On the other hand, some don’t believe that everyone will pull out of China. Hal Sirkin of the Boston Consulting Group reports that the Chinese domestic demand is growing by 10%. More so, if they make a decision to pull out, their export plants will then make the necessary conversions to fit the need of the market’s growth.
The manufacturers who suffer due to the high cost in specific areas will likely move to communities where labour cost are not so high. Others have found that being in inner China works for them, then there are those who have not had much success in the area.

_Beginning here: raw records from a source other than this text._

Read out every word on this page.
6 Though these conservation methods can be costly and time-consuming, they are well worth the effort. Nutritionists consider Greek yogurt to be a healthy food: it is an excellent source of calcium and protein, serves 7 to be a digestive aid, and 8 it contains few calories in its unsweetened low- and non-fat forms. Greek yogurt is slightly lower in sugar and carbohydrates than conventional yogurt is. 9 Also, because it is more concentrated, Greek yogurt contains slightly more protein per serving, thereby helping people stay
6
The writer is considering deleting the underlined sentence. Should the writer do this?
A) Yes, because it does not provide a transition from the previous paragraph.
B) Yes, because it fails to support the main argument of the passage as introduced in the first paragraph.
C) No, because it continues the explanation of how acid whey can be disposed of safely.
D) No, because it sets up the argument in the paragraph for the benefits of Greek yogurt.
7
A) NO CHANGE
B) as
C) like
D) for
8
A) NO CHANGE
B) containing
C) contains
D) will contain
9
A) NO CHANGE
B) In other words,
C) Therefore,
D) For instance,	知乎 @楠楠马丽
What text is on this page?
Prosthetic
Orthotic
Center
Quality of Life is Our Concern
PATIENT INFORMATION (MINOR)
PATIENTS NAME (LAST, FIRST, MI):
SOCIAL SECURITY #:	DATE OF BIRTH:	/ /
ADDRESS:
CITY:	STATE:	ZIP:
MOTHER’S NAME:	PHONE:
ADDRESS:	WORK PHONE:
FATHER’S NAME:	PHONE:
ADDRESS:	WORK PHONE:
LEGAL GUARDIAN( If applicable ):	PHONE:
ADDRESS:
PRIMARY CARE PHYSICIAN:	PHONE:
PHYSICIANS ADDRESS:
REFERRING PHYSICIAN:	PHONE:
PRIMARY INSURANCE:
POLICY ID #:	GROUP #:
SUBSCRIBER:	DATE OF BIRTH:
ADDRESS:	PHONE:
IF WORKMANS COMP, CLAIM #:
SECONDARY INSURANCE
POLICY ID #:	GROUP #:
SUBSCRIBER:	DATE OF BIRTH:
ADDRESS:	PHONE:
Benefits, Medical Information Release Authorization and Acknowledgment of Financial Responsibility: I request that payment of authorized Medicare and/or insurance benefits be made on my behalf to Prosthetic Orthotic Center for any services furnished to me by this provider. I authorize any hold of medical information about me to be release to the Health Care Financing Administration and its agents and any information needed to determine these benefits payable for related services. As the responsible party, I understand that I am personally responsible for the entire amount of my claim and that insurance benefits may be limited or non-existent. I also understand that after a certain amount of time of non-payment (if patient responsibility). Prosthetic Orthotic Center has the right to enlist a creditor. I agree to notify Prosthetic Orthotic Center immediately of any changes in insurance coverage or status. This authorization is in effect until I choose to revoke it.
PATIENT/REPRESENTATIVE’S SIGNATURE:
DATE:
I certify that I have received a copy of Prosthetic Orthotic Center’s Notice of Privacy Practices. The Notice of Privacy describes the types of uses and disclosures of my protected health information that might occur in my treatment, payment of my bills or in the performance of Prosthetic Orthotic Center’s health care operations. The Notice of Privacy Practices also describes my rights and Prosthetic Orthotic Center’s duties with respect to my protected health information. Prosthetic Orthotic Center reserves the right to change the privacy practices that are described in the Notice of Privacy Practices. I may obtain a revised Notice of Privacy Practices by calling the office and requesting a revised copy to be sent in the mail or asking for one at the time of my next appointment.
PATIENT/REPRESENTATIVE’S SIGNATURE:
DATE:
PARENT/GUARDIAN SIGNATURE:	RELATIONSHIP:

Prince Industries Move into China
Although the cost of productivity has risen in China, it appears that Prince Industries has doubled its annual revenue. Prince Industries moved its operations in Chicago to China and has seen an increase of twice the amount it did the year before. This tremendous increase is chiefly due to the plant in Shanghai, which is now supplying its customers with goods and services.
The idea paid off for Prince Industries, even in the changing market. However, the move would not be beneficial for everyone, nor did they move all of their assets to China, however. The move had a lot of people worried that they would take everything over to China. The consequences of a move such as this would eventually damage the economy.
While it’s true that China has taken the lead for many years, significant players will be watching to see what happens next. The rate of exchange has helped to level exports and manufacturing costs.
Overwhelming Pollution Problems
Recent concerns in China are that American companies who choose to operate in China are having difficulties securing senior executives. The reason – intense pollution. The air pollution in China is overwhelming. This is another reason people are looking to pull manufacturing out of China.
Over half of the firms and corporations operating in China can’t fill the positions they need. Professional businessmen and executives are not flocking to meet the demand in China or so says a survey taken by Bain and Company and the American Chamber of Commerce located in China.
American Companies in China
In addition to the pollution, the warm welcome is not the same for American businesses anymore. A sizable portion, almost half, of businesses report that they simply don’t feel welcome in China. This is a big change from a decade ago. On the other hand, 43% said that didn’t notice a difference, leaving 10% to feel at ease.
Of the respondents involved in the study, 55% said “They believe foreign firms were being singled out in recent enforcement campaigns, making many of them less likely to invest in China.”
Nevertheless, businesses are optimistic about their potential and short-term goals. In fact, seven out of ten were hopeful about the future, especially when it comes to growth of the service industry. Still, money is not flowing it as it had in the past. This trend only represents the mood of foreign reserves and the current surplus.